Two technical factors are crucial for the completeness of a long read genome assembly: the length of reads and the total amount of data. Using an optimized, transposase based nanopore library kit protocol (18), we achieved a median nanopore read N50 of 15376 bp (s.d.= 5720, n = 881) for strains which assembled completely to chromosome level, and a median read N50 of 13055 bp (s.d. = 6721 bp, n = 153) for strains which did not fully assemble (‘WGS’ level in NCBI terminology). The median total amount of nanopore data per strain was 427 595 032 bp for chromosome level assemblies (s.d.= 393 977 543 bp, n = 881), and 549 676 990 bp (s.d. = 469 155 351 bp, n = 153) for near-complete assemblies (Figure 2B, each dot represents one strain). The N50 of chromosome level assemblies is longer than that of near complete assemblies (median of 15 kb vs 12 kb). The six genomes which did not yield complete assemblies when the N50 was longer than 25 kb were due to manual filtration as the coverage plots for those strains could not be explained or the issues resolved. The median total nanopore data amount per sample is actually higher in near-complete than in chromosome level assemblies, which reflects extra sequencing effort for strains which did not fully assemble after the initial data generation. In cases where the full dataset assembled into an ambiguous chromosome, we subsampled to remove the shortest and poorest quality reads and reassembled (see Supplementary Table S1 for the subsampling metrics), which in some cases resolved the chromosome. For a comprehensive examination of genome assembly pitfalls, see (18,40).

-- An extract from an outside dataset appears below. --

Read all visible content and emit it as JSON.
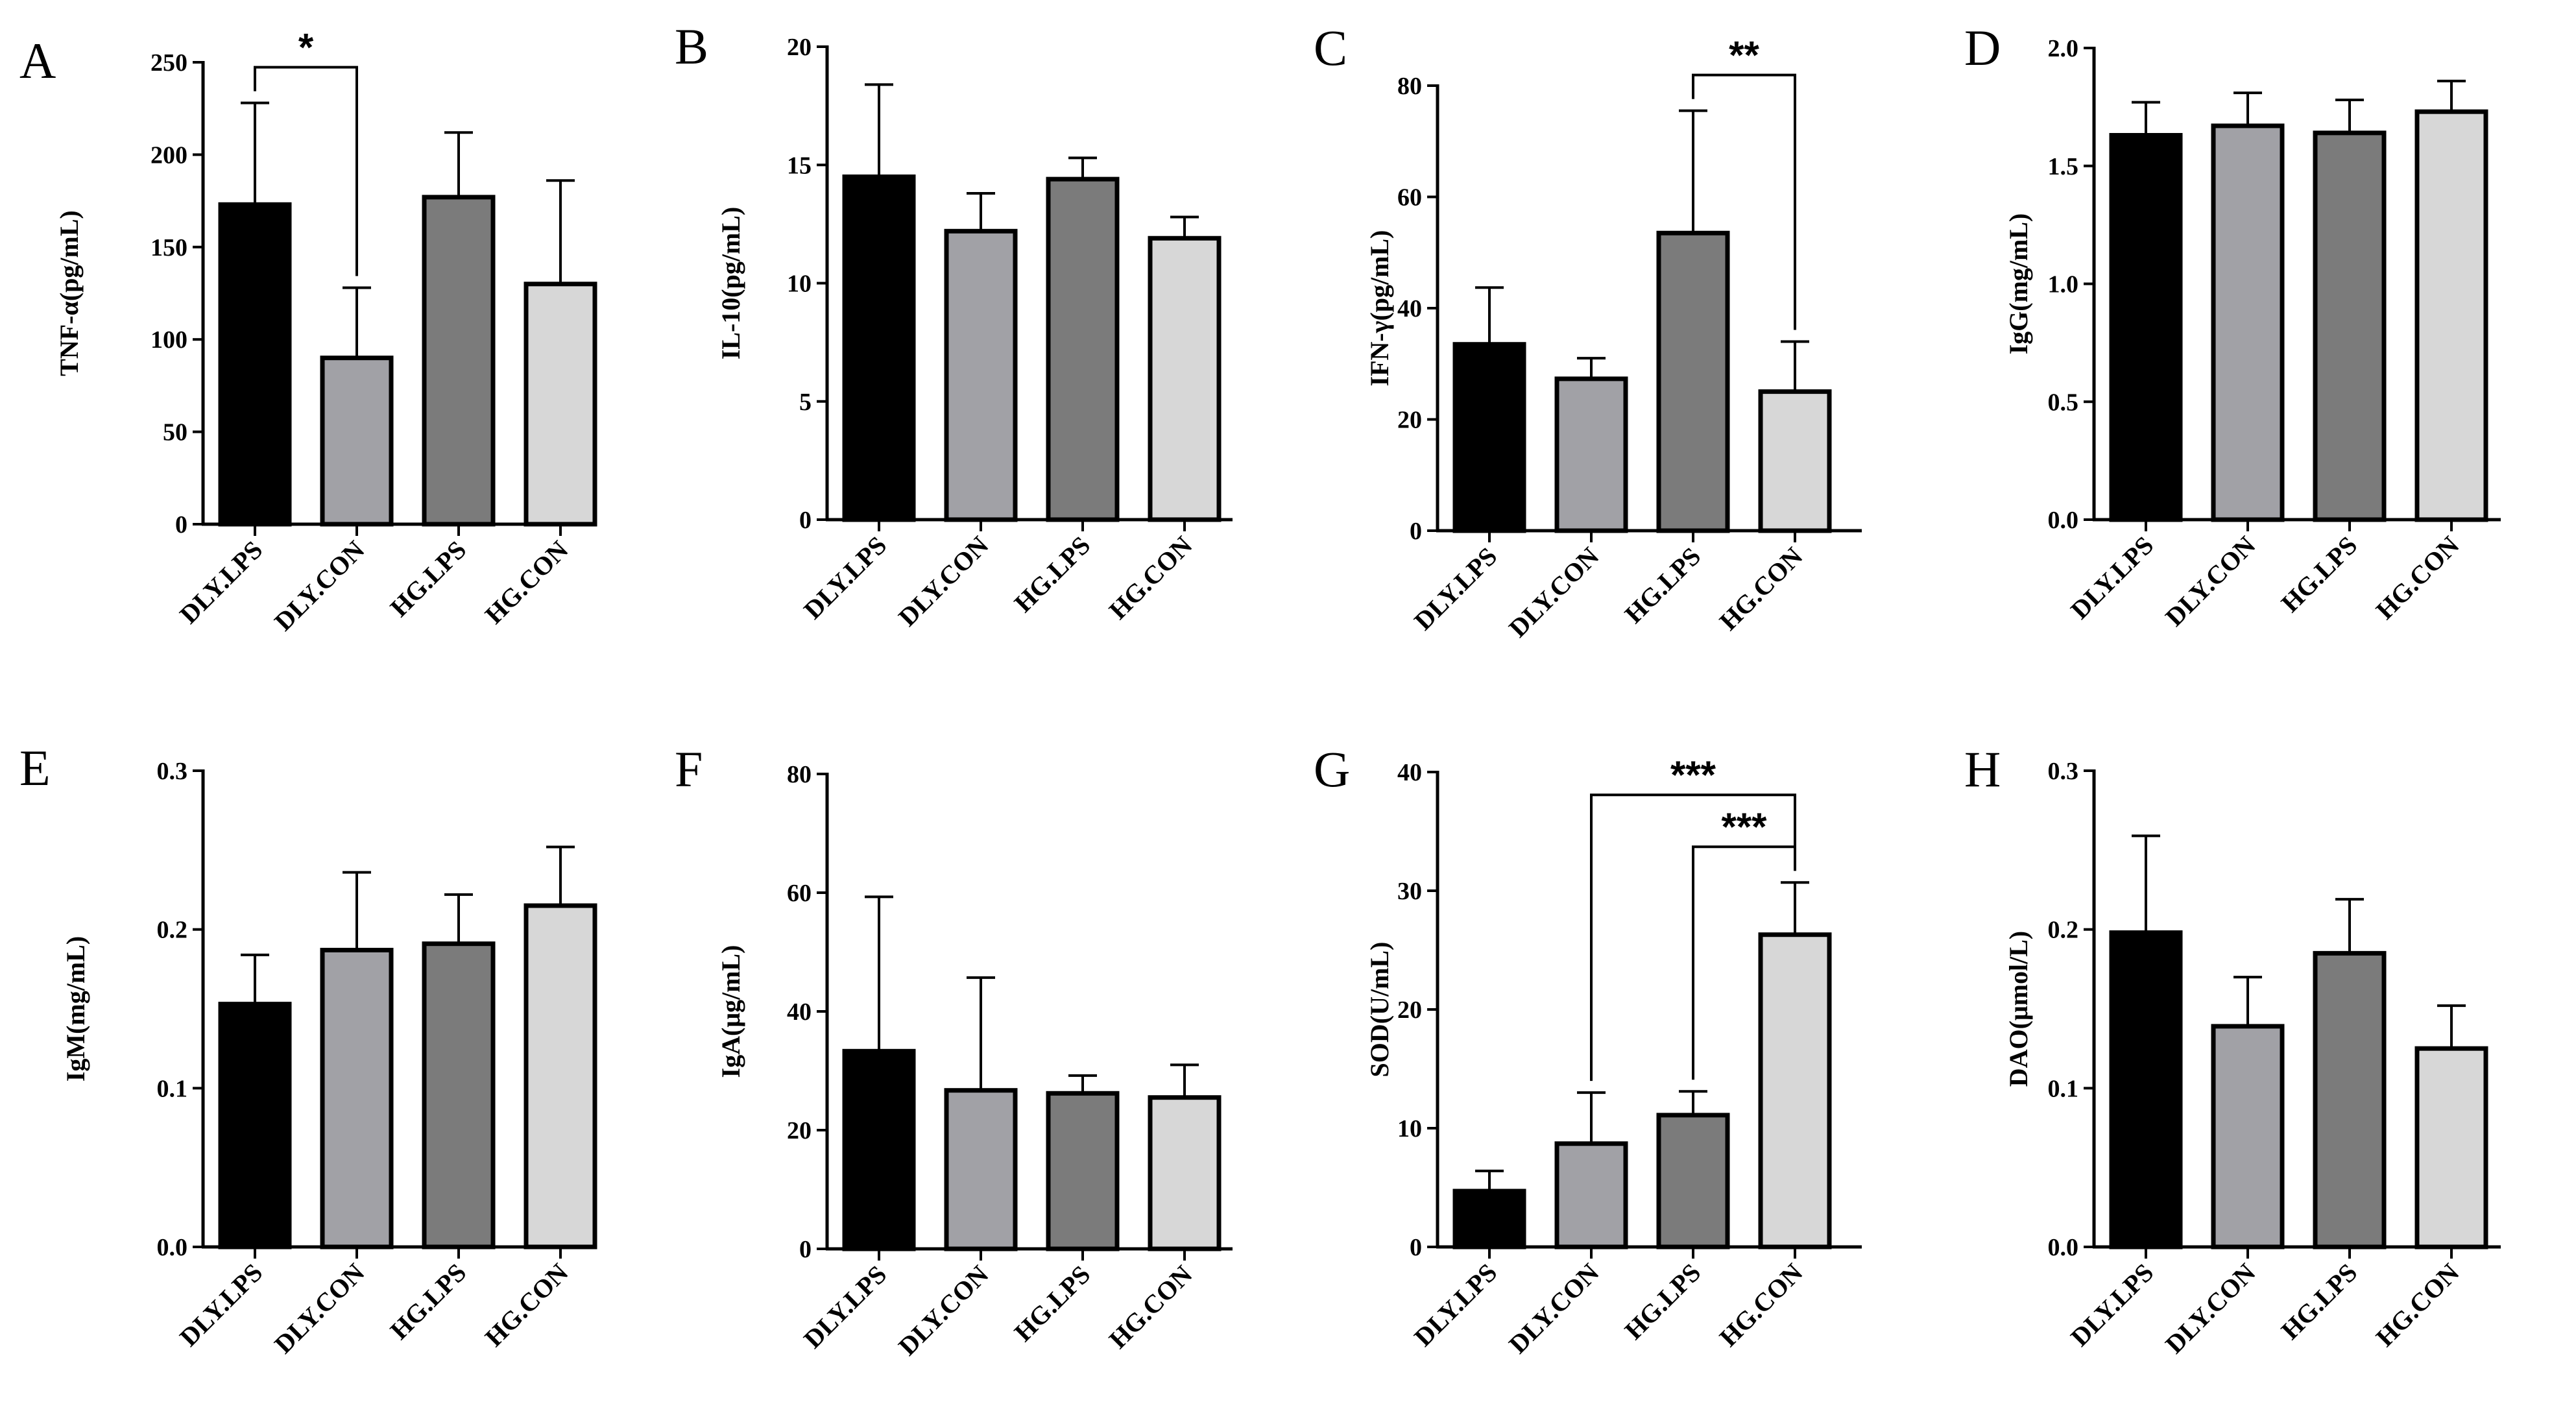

Each genome was polished with illumina data. The median number of read pairs for the 1034 illumina datasets are 5 802 158 read pairs (SD: 2 191 734, q1: 4 580 544, q3: 6 971 980 read pairs), which is the rough equivalent of coverage 175 for a 10 Mb genome. However, for a single genome, the illumina coverage was below 30× (coverage 8, NBC_00443, illumina read pairs: 246 947). From the Polypolish report we calculated the median number of bases not covered by the illumina reads to be 167 bp or 0.0019% of the chromosome length (SD: 9709 bp, q1: 59 bp, q3: 462 bp, uncovered bases on the longest contig in each assembly). However, in a few cases, the number of uncovered bases was larger, up to 208 161 bp (2.2918%) for the chromosome of strain NBC_01738, which could affect the polishing quality (Supplementary Table S1). A large number of uncovered bases can be caused by poor library quality, which again can be caused by fragmentation, insufficient amount of input DNA, or excessive PCR amplification. Since a median of only a few 100 bp are not covered by illumina data, we consider the quality of the generated illumina data optimal for polishing, however certain types of errors will remain when using short reads for polishing (25). In line with previous findings on GC bias in illumina data (17), more uncovered bases are seen for genomes with higher GC % (Supplementary Table S1).

The genome size for the 1034 strains range between 2 470 643 bp (Micrococcus luteus NBC_00112) and 14 072 637 bp (Embleyasp. NBC_0888) with a median genome length of 9 088 824 bp (quantile 1: 8 295 182 bp, quantile 3: 10 182 039 bp, standard deviation 1 479 678 bp). The GC content in the genomes ranges between 65% (Nocardia vinacea NBC_01743) and 74% (Actinomycetosporasp. NBC_00405), with a median GC content of 71%. The number of protein coding genes vary from 2194 genes to 12 441 genes with a median 7816 genes (n = 1034, standard deviation 1263 genes). The number of rRNA operons vary from 2 (e.g. Kribbella soli NBC_00256) to 12 (e.g. Kitasatospora purpeofusca NBC_01629), though most genomes have around 6 rRNA operons. See Supplementary Table S1 for a comprehensive overview of the basic statistics of the 1034 genomes including number of tRNAs, rRNAs, the GC-content, genome lengths, BUSCO scores, etc.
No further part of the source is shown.